Major telecoms operators are reportedly urging the government to clarify the UK’s position on Chinese tech giant Huawei, warning that uncertainty could risk the UK losing it’s position as a world leader in 5G.
In a draft letter addressed to Cabinet Secretary Mark Sedwill, seen by the BBC, telecoms leaders have requested a meeting with politicians to discuss their concerns.
A government spokesperson said: "The security and resilience of the UK's telecoms networks is of paramount importance and are committed to the highest possible security standards.”
"The Telecoms Supply Chain Review will be announced in due course. We have been clear throughout that all network operators will need to comply with the government's decision."

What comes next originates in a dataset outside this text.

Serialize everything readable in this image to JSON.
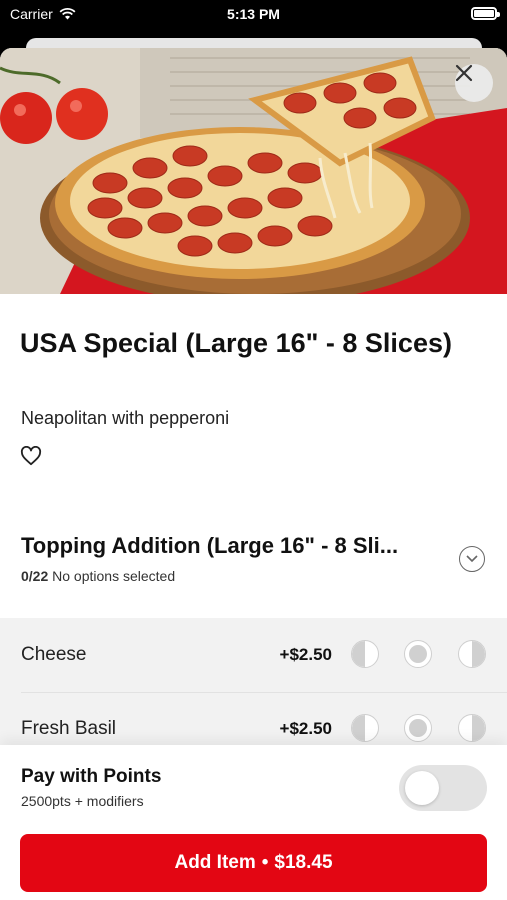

Huawei is the world’s largest telecommunication’s company and the leading supplier of next generation connectivity equipment but has seen backlash by the US.
The US government has introduced a ban on the use of Huawei technology, effectively baring US companies from trading with the company without government approval.
The restriction comes as part of the ongoing trade war between China and US, of which Huawei finds itself on the front line.
The US has also threatened to curb intelligence co-operation with any country that allows Huawei equipment to be used in its own networks.
Kong Dan, the former chairman of the state-owned Citic Group and Everbright Bank has said that the trade war reflects US fears of China’s “state-led economic model” rather than sincere concerns over national security.
BT-owned mobile operator EE said it had delayed the launch of Huawei’s 5G phones "until we get the information and confidence and the long-term security that our customers … are going to be supported".
The issue of indecisiveness has been echoed by Chinese Diplomat, Chen Wen who said that there could be ‘substantial’ repercussions if the UK bans Huawei.
"Is UK still open? Is UK still extending a welcoming arm to other Chinese investors?"
China has responded by accusing the UK of fostering a “deep-rooted pride and prejudice” over security fears and that spying would undermine business interests.
This is in contrast with US tech companies, Huawei also expressed willingness to sign “no-spy agreements” attempting to calm concerns that China could use the telecoms firm for surveillance.